While we cannot find any specific data, anecdotal evidence suggests that the IRS is initially classifying all the receipts to the agent as income. We base this on several emails from tax advisers on behalf of clients and one from a taxpayer/attorney who acted as an agent for a friend and was involved in a dispute with the IRS. We believe a little forethought and planning will go a long way toward addressing many of these issues, with a better result for taxpayers. New guidance and rules from GoFundMe have helped alleviate both this issue and potential fraud, because there is a specific form and format for setting up a campaign to benefit another person (see support.gofundme.com).
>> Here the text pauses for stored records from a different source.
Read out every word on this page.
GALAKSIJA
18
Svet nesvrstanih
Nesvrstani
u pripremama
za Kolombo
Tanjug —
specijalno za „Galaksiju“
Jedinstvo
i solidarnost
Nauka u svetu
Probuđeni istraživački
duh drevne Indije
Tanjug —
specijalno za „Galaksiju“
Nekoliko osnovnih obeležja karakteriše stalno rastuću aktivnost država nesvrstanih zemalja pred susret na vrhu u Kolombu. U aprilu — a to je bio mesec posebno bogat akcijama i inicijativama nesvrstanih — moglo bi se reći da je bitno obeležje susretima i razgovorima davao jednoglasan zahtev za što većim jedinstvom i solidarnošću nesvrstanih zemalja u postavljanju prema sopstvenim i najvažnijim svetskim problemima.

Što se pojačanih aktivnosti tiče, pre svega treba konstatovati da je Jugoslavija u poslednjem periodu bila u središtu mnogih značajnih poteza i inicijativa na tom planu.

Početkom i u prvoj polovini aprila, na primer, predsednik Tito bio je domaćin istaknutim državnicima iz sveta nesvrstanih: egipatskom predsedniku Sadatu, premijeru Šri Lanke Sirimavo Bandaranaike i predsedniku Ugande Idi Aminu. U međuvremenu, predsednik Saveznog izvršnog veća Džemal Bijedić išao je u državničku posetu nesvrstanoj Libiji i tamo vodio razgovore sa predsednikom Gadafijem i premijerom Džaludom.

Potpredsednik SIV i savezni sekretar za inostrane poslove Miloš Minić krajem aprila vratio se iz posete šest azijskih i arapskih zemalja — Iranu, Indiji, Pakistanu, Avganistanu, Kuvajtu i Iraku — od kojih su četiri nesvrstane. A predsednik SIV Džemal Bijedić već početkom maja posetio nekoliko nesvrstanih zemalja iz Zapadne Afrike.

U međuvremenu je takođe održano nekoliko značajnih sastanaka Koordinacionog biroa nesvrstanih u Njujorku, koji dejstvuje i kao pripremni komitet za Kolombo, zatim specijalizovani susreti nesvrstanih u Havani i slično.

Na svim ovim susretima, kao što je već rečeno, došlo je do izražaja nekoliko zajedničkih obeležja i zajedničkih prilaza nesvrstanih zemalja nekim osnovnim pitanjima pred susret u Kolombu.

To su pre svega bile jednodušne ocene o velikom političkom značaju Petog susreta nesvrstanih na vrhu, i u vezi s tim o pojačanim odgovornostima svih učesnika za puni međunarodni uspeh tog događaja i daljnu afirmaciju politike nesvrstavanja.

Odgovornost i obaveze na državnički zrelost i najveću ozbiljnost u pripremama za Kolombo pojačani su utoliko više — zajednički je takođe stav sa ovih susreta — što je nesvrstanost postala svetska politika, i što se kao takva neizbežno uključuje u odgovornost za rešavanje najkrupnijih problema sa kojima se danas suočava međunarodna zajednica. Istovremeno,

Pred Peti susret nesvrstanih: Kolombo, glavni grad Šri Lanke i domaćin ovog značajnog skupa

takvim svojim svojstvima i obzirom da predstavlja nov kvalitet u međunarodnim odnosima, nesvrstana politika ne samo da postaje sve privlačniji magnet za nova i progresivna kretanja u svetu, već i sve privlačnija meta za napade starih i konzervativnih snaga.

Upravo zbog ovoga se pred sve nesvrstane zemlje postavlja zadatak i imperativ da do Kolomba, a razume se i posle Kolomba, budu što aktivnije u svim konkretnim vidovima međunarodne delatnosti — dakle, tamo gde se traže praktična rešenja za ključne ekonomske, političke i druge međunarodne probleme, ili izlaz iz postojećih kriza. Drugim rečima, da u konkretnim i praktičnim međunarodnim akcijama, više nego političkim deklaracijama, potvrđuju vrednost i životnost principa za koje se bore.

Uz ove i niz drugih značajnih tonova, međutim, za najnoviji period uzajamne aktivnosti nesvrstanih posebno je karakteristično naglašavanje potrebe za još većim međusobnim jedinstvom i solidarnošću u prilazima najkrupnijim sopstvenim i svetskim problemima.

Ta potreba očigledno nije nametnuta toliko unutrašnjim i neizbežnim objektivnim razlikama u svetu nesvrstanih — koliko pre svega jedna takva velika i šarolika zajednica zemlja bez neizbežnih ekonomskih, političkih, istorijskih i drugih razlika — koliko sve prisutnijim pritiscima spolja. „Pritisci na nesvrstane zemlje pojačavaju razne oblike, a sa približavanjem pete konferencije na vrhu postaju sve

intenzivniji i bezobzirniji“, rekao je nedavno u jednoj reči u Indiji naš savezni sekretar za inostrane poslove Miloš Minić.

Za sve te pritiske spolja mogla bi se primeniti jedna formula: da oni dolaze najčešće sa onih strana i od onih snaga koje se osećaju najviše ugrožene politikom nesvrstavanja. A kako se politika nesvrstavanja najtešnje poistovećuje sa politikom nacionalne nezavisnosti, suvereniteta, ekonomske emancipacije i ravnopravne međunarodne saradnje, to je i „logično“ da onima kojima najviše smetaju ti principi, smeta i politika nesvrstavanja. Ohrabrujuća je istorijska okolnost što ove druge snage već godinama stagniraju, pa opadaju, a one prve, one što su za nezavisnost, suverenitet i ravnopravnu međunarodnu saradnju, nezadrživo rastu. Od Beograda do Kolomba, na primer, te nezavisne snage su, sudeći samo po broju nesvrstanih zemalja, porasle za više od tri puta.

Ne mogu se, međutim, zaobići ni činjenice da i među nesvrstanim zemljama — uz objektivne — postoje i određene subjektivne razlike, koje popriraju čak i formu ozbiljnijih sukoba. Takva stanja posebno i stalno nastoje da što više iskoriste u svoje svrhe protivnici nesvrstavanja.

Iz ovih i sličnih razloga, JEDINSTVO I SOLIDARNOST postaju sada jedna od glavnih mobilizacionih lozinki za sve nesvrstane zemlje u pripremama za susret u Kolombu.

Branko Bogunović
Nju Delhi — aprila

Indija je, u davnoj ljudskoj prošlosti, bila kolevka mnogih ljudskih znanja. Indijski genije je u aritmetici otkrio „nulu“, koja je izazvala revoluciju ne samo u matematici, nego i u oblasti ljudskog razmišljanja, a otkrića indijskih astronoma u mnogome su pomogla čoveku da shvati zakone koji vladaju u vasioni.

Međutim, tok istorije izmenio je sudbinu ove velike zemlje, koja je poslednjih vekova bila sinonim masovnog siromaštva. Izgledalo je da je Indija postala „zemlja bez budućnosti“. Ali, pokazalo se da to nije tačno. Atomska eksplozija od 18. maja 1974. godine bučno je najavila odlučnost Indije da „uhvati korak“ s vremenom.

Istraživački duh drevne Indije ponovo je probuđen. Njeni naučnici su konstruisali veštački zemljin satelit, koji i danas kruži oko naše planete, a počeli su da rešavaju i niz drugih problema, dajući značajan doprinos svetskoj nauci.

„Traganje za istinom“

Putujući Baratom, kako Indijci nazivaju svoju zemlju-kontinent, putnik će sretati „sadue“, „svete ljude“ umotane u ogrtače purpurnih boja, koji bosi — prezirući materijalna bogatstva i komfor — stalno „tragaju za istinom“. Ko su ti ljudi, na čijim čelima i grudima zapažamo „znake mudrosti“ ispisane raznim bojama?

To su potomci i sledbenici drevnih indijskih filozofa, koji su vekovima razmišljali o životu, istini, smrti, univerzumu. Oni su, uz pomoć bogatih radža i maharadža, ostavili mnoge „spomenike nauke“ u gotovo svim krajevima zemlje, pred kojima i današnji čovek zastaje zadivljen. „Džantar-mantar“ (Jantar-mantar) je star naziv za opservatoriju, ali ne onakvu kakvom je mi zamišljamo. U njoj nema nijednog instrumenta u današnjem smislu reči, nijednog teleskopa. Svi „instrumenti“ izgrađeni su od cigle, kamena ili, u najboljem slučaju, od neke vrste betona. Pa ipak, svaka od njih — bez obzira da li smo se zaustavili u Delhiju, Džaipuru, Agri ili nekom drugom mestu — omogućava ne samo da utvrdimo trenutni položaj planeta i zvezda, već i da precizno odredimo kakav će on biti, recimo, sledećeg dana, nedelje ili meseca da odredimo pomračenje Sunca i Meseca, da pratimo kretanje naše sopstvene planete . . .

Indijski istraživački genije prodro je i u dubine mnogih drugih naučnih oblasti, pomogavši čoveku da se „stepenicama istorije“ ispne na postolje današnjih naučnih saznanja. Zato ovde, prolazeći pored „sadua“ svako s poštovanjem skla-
Again, many donation-based crowdfunding website campaigns are set up by a friend or family member of the beneficiary. These individuals may be acting as an agent for the eventual recipient (the beneficiary). Under agency theory, the agent is not required to pay taxes on money received for the benefit of someone else. Any tax consequences affect the beneficiary. Under the constructive receipt doctrine, receipt by an agent is considered receipt by the principal, here the beneficiary (see Kamm's Estate, 349 F.2d 953 (3d Cir. 1965), and Maryland Casualty Co., 251 U.S. 342 (1920)). If the creator of the campaign can establish an agency relationship, the funds will be taxable to the beneficiary upon receipt by the agent, and the agent has no tax liability. Following the established protocol within the GoFundMe crowdfunding platform should adequately establish this relationship, but other crowdfunding sites may not have similar protocols.
On the GoFundMe platform, when agents set up the campaign account, they also have an opportunity to designate whether they are setting up the campaign for "myself" or "someone else" (support.gofundme.com). After designating "someone else," the agent enters the beneficiary's name and email address. They also send an email invitation to the beneficiary to set up an account. Once the beneficiary accepts the invitation, he or she becomes the only person who can withdraw donations.
The nature of donation-based crowdfunding is such that most of the campaign receipts will qualify as gifts on the part of the beneficiary. Under Sec. 102, gifts are not included in taxable income. If the beneficiary and/or the agent can establish that the amount received is a gift to the beneficiary, no tax is due. Unfortunately, the burden of proof will likely fall on the taxpayer, so being prepared is the best approach. As mentioned above, a gift may be distinguished from taxable income by the Duberstein criteria of "detached and disinterested generosity," etc. Other scenarios that may indicate a payment is not a gift include cases when a donor received consideration for a donation and when a payment represents compensation for services.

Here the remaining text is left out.